我在抓取网站时遇到问题,脚本只提取到aria rowindex 29,但我需要提取到aria rowindex 2509
这是我的代码,你可以看到我正在使用playwright和selectolax来抓取网站的数据。每当我运行这个脚本时,它会从网站的表格中提取数据,最多提取到第29行,然后执行就停止了,虽然没有报错,但我希望这个脚本能一直执行到第2509行。
from playwright.sync_api import sync_playwright
from selectolax.parser import HTMLParser
import time
import pandas as pd
def extract_full_body_html(url):
TIMEOUT = 30000 # Reduced timeout to prevent long waits
with sync_playwright() as p:
browser = p.chromium.launch(headless=True)
page = browser.new_page()
# Maximize the window
page.set_viewport_size({'width': 1920, 'height': 1080})

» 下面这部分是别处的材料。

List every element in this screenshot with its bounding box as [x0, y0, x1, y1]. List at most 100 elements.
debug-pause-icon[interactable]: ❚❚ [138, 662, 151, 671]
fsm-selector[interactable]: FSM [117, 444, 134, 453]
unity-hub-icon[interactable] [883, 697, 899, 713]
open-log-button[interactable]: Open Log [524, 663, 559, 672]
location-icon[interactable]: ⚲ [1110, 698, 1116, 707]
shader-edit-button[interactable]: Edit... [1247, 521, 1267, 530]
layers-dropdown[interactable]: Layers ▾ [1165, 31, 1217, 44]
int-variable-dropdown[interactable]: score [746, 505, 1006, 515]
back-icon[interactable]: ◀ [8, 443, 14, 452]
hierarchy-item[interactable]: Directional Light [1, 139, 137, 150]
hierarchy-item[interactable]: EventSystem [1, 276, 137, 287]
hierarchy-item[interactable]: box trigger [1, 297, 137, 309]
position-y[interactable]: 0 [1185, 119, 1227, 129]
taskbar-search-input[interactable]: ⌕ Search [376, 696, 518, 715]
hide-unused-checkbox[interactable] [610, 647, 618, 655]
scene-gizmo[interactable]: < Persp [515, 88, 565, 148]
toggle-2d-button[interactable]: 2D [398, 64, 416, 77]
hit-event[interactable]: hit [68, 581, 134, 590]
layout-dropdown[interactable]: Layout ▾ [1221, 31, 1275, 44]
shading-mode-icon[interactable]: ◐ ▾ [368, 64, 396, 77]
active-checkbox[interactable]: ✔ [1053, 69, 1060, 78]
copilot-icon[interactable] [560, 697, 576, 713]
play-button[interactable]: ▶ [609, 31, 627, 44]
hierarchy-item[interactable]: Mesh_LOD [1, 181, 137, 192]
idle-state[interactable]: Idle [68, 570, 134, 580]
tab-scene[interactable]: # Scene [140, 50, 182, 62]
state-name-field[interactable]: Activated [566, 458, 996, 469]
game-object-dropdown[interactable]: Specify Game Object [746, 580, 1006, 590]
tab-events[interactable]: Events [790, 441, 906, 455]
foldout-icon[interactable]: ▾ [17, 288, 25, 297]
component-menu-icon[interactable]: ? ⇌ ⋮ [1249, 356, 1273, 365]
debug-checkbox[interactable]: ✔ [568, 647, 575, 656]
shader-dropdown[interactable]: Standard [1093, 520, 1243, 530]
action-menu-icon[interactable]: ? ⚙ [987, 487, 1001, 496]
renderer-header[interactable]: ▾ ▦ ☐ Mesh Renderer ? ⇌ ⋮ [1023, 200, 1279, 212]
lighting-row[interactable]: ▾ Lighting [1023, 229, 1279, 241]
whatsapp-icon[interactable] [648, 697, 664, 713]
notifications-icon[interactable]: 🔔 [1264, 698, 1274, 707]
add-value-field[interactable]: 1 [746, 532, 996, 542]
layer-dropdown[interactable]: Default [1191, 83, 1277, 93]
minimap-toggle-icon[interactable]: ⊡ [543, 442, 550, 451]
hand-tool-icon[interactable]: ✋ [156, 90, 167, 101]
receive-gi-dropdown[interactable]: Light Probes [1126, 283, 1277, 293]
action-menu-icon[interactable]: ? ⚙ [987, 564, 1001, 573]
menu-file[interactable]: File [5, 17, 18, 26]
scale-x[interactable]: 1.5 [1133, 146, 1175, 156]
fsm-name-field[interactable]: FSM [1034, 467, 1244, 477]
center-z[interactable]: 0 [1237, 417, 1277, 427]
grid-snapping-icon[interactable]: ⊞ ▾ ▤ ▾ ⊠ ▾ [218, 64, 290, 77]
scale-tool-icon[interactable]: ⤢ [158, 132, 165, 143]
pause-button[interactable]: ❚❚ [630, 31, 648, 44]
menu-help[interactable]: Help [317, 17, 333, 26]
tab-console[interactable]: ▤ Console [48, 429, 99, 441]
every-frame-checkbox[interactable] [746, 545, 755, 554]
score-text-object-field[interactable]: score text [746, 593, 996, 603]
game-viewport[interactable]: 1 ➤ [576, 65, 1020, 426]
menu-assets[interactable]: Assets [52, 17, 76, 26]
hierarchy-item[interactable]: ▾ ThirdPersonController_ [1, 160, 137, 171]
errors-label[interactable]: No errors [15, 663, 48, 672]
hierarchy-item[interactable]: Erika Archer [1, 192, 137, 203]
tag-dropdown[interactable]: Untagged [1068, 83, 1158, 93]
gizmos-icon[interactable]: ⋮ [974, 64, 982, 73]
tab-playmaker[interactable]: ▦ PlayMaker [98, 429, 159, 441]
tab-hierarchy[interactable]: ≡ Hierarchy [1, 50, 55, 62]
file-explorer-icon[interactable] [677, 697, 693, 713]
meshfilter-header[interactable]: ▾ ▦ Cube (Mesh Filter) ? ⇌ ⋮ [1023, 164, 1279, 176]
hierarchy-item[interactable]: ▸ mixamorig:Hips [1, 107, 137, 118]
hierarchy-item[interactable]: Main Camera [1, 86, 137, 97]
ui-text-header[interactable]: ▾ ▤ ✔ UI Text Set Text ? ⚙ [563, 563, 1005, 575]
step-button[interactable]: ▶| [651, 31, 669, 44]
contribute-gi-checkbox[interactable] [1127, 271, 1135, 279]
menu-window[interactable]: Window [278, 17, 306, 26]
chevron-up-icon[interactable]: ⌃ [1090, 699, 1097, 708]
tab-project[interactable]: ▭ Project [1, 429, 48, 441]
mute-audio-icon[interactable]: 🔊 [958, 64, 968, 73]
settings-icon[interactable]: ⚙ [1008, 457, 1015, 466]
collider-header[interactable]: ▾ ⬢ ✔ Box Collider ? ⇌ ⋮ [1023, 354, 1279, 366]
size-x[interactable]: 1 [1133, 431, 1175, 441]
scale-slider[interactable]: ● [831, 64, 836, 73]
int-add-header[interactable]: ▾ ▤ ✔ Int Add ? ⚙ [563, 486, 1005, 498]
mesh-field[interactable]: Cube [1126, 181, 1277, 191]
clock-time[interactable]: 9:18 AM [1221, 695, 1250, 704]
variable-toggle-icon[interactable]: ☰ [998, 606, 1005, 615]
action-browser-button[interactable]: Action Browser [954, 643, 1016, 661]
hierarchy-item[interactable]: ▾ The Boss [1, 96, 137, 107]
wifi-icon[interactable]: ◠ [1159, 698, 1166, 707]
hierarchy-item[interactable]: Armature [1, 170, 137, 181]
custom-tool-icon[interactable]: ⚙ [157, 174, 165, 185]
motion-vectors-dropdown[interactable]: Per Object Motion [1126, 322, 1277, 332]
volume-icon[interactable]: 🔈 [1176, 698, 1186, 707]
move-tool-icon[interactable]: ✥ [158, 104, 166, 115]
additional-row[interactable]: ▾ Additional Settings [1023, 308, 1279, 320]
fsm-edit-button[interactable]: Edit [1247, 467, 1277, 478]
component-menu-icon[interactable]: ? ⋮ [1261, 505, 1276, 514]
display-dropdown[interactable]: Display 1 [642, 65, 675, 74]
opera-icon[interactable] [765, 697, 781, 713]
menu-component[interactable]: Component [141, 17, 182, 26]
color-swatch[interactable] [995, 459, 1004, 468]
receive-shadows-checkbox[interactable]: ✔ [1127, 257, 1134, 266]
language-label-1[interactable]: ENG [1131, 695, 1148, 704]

page.goto(url, wait_until='networkidle')
# Wait for the initial dynamic content to load
page.wait_for_selector('div[role="gridcell"]', timeout=TIMEOUT) # Adjusted selector
# Scroll down and periodically check for new content
def load_more_content():
last_row_index = 0
while True:
page.evaluate("window.scrollTo(0, document.body.scrollHeight)")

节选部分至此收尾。